Pour accompagner sa transition énergétique, l’Afrique mise entre autres sur la biomasse. Et après le cacao ou le café, c’est le coton qui pourrait prochainement révéler tout son potentiel. Une trentaine de professionnels africains de la filière se sont ainsi récemment rendus en Inde, où des solutions de valorisation existent déjà.
Les déchets issus de l’industrie cotonnière pourraient-ils être transformés en énergie verte ? L’idée semble en tout cas intéresser au plus haut point les producteurs africains. Une trentaine d’entre eux, originaires de Tanzanie, d’Ouganda et du Zimbabwe, se sont rendus récemment en Inde, afin d’étudier des filières de valorisation en biomasse. Ils y ont été accueillis par l’équipe de l’Institut central de recherche sur le coton (ICRC), situé à Nagpur, dans le centre du pays. Le voyage avait été organisé par la Conférence des Nations-Unies sur le commerce et le développement (Cnuced), qui soutient par ailleurs les programmes d’électrification de l’Afrique.

En Inde, la délégation africaine a pu constater les avancées réalisées par l’ICRC. Au lieu d’être brûlés -processus sans valorisation, et qui dégage brutalement une très grande quantité de fumées-, les résidus y sont transformés en pellets ou en briquettes. Dans le pays, 500 briqueteries ont déjà vu le jour. Le gouvernement a même annoncé vouloir doubler les capacités du pays dans le secteur de la biomasse, pour atteindre 10GW installés d’ici 2022. Une ambition que les tiges, feuilles et graines de coton, autrefois considérées comme des déchets, contribueront à atteindre. D’autant qu’en début de chaîne, à raison de trois tonnes de déchets par hectare cultivé, et avec un prix d’achat de dix dollars la tonne (selon des chiffres d’une étude de la Cnuced), les profits potentiels sont loin d’être négligeables pour les producteurs de coton. Rien que pour la Zambie, on les estime à trois millions de dollars par an.
Diversifier les revenus
Cette nouvelle source de revenus pourrait faire du bien à toute la filière cotonnière africaine, qui représente près de 10 % de la production mondiale. Lors de la campagne 2018/2019, c’est le Bénin qui s’est imposé comme le premier producteur de coton africain (700 000 t), suivi du Mali (660 000 t), de la Côte d’Ivoire (460 000 t), et du Burkina Faso, qui termine au pied du podium (440 000 tonnes). Mais s’il est réputé pour sa qualité, le coton « made in Africa » est actuellement très éprouvé par la concurrence. « Le coton africain a le gros avantage d’être récolté à la main, ce qui préserve mieux les caractéristiques de la fibre », expliquait dernièrement Gérald Estur, spécialiste du coton, à l’occasion de la 77e réunion plénière du Comité consultatif international du coton (ICAC). « En Afrique, le secteur du coton n’a pas la chance de bénéficier des soutiens extrêmement importants que peuvent lui accorder les autres pays, notamment les principaux producteurs que sont la Chine et les États-Unis ».

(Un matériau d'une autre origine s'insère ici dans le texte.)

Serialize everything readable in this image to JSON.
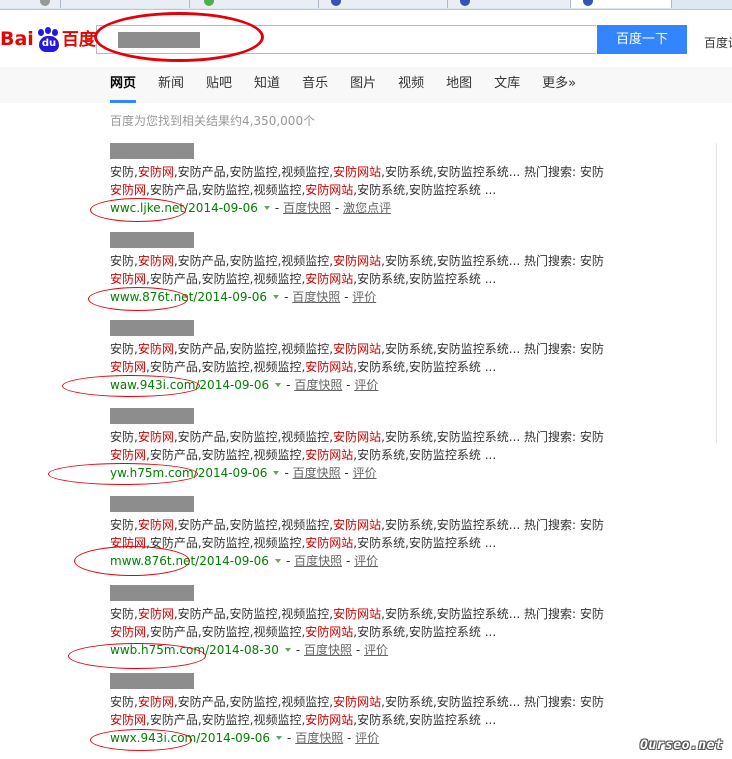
{
  "header": {
    "logo_bai": "Bai",
    "logo_du": "du",
    "logo_cn": "百度",
    "search_button": "百度一下",
    "right_link": "百度设"
  },
  "nav": {
    "tabs": [
      {
        "label": "网页",
        "active": true
      },
      {
        "label": "新闻",
        "active": false
      },
      {
        "label": "贴吧",
        "active": false
      },
      {
        "label": "知道",
        "active": false
      },
      {
        "label": "音乐",
        "active": false
      },
      {
        "label": "图片",
        "active": false
      },
      {
        "label": "视频",
        "active": false
      },
      {
        "label": "地图",
        "active": false
      },
      {
        "label": "文库",
        "active": false
      },
      {
        "label": "更多»",
        "active": false
      }
    ]
  },
  "result_count": "百度为您找到相关结果约4,350,000个",
  "results": [
    {
      "line1": [
        "安防,",
        "安防网",
        ",安防产品,安防监控,视频监控,",
        "安防网站",
        ",安防系统,安防监控系统... 热门搜索: 安防"
      ],
      "line2": [
        "",
        "安防网",
        ",安防产品,安防监控,视频监控,",
        "安防网站",
        ",安防系统,安防监控系统 ..."
      ],
      "url": "wwc.ljke.net/",
      "date": "2014-09-06",
      "snapshot": "百度快照",
      "review": "激您点评"
    },
    {
      "line1": [
        "安防,",
        "安防网",
        ",安防产品,安防监控,视频监控,",
        "安防网站",
        ",安防系统,安防监控系统... 热门搜索: 安防"
      ],
      "line2": [
        "",
        "安防网",
        ",安防产品,安防监控,视频监控,",
        "安防网站",
        ",安防系统,安防监控系统 ..."
      ],
      "url": "www.876t.net/",
      "date": "2014-09-06",
      "snapshot": "百度快照",
      "review": "评价"
    },
    {
      "line1": [
        "安防,",
        "安防网",
        ",安防产品,安防监控,视频监控,",
        "安防网站",
        ",安防系统,安防监控系统... 热门搜索: 安防"
      ],
      "line2": [
        "",
        "安防网",
        ",安防产品,安防监控,视频监控,",
        "安防网站",
        ",安防系统,安防监控系统 ..."
      ],
      "url": "waw.943i.com/",
      "date": "2014-09-06",
      "snapshot": "百度快照",
      "review": "评价"
    },
    {
      "line1": [
        "安防,",
        "安防网",
        ",安防产品,安防监控,视频监控,",
        "安防网站",
        ",安防系统,安防监控系统... 热门搜索: 安防"
      ],
      "line2": [
        "",
        "安防网",
        ",安防产品,安防监控,视频监控,",
        "安防网站",
        ",安防系统,安防监控系统 ..."
      ],
      "url": "yw.h75m.com/",
      "date": "2014-09-06",
      "snapshot": "百度快照",
      "review": "评价"
    },
    {
      "line1": [
        "安防,",
        "安防网",
        ",安防产品,安防监控,视频监控,",
        "安防网站",
        ",安防系统,安防监控系统... 热门搜索: 安防"
      ],
      "line2": [
        "",
        "安防网",
        ",安防产品,安防监控,视频监控,",
        "安防网站",
        ",安防系统,安防监控系统 ..."
      ],
      "url": "mww.876t.net/",
      "date": "2014-09-06",
      "snapshot": "百度快照",
      "review": "评价"
    },
    {
      "line1": [
        "安防,",
        "安防网",
        ",安防产品,安防监控,视频监控,",
        "安防网站",
        ",安防系统,安防监控系统... 热门搜索: 安防"
      ],
      "line2": [
        "",
        "安防网",
        ",安防产品,安防监控,视频监控,",
        "安防网站",
        ",安防系统,安防监控系统 ..."
      ],
      "url": "wwb.h75m.com/",
      "date": "2014-08-30",
      "snapshot": "百度快照",
      "review": "评价"
    },
    {
      "line1": [
        "安防,",
        "安防网",
        ",安防产品,安防监控,视频监控,",
        "安防网站",
        ",安防系统,安防监控系统... 热门搜索: 安防"
      ],
      "line2": [
        "",
        "安防网",
        ",安防产品,安防监控,视频监控,",
        "安防网站",
        ",安防系统,安防监控系统 ..."
      ],
      "url": "wwx.943i.com/",
      "date": "2014-09-06",
      "snapshot": "百度快照",
      "review": "评价"
    }
  ],
  "watermark": "Ourseo.net",
  "colors": {
    "accent": "#3385ff",
    "highlight": "#cc0000",
    "url_green": "#008000",
    "annotation_red": "#e4000b"
  }
}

En clair, les producteurs africains doivent, la plupart du temps, se débrouiller sans la moindre subvention, ce qui les pénalise sur le marché mondial. En valorisant leurs résidus, ils pourraient ainsi sensiblement diversifier et améliorer leurs revenus. D’autant qu’une autre filière est également explorée, celle de la production de combustible à partir d’huile de coton. Considérées comme un coproduit de la fibre (qui représente 85 % de la valeur marchande du coton), les graines sont depuis longtemps utilisées pour fabriquer de l’huile alimentaire. Mais il est également possible de distiller cette huile pour en faire du bioéthanol. Cette technologie prometteuse se heurte pour l’instant aux quantités relativement limitées de graines disponibles pour une production à grande échelle.